I found myself on the subway yet again and, in the midst of fantasizing when I’ll be rich enough to have a driver, to deciding if I should go to the gym that night, a beautiful man entered the train. More importantly, he was glancing towards my direction. Unfortunately, this wasn’t a bar, and we couldn’t just casually approach each other, could we? We didn’t. After a few stops and imagining the slick lines I would have prepared if he spoke to me, he got off at the Times Square stop. Mine wasn’t till 49th St.
In a moment of desperation and delusion (double D’s aren’t always a good thing), I followed.

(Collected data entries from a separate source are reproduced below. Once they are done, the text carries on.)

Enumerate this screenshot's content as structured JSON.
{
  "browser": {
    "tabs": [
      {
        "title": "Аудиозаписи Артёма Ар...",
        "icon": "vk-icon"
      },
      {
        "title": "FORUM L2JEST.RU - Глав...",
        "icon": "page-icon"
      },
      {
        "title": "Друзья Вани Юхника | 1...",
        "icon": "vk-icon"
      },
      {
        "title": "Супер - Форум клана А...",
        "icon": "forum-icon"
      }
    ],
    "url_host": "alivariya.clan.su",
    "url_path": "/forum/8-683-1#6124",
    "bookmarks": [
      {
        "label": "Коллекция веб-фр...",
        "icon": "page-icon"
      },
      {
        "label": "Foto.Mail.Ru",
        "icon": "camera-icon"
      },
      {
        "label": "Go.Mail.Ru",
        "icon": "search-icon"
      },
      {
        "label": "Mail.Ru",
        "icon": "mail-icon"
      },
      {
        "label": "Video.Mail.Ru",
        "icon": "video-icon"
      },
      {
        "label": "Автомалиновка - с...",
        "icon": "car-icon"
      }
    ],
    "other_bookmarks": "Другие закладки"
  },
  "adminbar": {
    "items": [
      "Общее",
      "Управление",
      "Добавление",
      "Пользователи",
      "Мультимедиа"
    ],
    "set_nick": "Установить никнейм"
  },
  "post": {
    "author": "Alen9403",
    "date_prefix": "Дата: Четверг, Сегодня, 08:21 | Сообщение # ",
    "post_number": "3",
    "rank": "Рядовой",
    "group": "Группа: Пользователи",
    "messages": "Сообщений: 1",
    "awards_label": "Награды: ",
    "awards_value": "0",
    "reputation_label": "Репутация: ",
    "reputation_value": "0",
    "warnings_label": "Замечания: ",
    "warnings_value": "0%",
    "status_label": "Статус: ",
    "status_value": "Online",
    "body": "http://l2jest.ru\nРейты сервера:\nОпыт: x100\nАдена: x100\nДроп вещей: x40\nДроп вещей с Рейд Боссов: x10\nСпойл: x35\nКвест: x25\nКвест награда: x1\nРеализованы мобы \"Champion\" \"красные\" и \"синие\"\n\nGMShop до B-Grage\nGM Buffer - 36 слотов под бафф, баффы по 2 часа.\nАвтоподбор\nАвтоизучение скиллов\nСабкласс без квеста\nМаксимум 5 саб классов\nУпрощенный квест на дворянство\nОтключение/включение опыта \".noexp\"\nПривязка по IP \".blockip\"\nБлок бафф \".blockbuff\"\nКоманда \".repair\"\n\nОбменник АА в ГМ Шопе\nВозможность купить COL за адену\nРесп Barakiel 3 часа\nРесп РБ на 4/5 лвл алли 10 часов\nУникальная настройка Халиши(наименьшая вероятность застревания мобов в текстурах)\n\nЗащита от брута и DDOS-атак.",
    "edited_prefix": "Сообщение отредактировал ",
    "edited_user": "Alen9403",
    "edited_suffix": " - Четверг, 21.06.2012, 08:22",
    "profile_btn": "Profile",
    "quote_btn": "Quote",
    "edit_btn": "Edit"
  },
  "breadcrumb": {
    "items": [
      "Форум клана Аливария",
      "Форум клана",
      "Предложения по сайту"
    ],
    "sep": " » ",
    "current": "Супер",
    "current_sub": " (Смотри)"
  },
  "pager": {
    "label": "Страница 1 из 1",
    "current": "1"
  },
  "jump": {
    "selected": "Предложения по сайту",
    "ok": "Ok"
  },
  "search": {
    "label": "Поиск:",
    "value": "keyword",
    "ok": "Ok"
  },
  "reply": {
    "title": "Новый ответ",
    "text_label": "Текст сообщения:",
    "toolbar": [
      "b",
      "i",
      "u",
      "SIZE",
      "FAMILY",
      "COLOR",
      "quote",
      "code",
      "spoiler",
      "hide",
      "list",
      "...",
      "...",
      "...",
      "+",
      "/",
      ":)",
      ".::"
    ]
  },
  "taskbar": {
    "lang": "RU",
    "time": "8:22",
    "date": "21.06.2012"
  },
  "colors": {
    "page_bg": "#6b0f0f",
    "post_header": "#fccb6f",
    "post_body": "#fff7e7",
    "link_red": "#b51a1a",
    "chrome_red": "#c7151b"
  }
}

Think of a real life version of It Follows, except I’m visible to everyone else and he can’t simply have sex with someone to get rid of me. I’m more persistent. If Emperor Penguins travel up to 70miles during the cold, harsh Antarctic winter just to get laid, could this be any worse? And If you’ve yet to have the privilege of trying to chase down someone throughout the Times Square subway station, it’s flooded with people, there’s countless turning-points, entrances and exits, and it’s like dipping yourself in boiling water during the summer. *Life-Size M&Ms begin singing I Will Do Anything for Love*
Somewhere in between almost tripping and falling into the train tracks, to accidentally shoving a little girl, I had to ask myself: What the hell am I doing? Why are we so desperate? Before you brush me off for using the pronoun “we,” think about your own dating and sex life. Sure, you might have never played the role of a multi-personality, paranormal stalker, but how much does being single consume your own happiness, or better said, lack off? After hours spent roaming bars, dating apps, and our past mistakes and failures that led us to being single, what exactly are we hoping to find?
The answer is simple, because it’s not a what, it’s a who. But how can we expect to find them if we don’t know who they are- if we don’t know who we are?
We treat being single like a puzzle, so desperately in search for the missing piece, that we often end up trying to jam pieces that are obviously a misfit. We end up passing up on the pieces that could have been new friends, new memories and new opportunities, because we are so focused on completing the romantic portion.
I’m not denying that when others ask if I’m seeing someone, it would be nice to have other answers besides my therapist or Mom for lunch, but in so fastidiously trying to see someone, I’ve been missing New York City. I’ve been missing the satisfaction and fulfillment from everyday single life.
Because while sex, cuddles, relationships, date nights, anniversaries and that so called happily-ever-after are nice, there’s so much more. Truth is, there’s no happily-ever-after unless that’s your pseudonym for death. Life is long. All those things will eventually be there, but the experiences and friendships you miss while frantically looking for them might not.
As I asked myself, what am I doing? The answer was clear: I’m chasing a hot man through the subway station, with no clear idea of what to do once I reach him. And this on its own is a perk of being single. The adventure, the chase, the freedom to continually fall in love with a stranger everyday.
Though I ended up not having the courage to stop the mystery man, it was comforting knowing that I could if I wanted to. That liberty (unless in a polyamorous relationship) won’t always be there. So, why are so desperate to end it?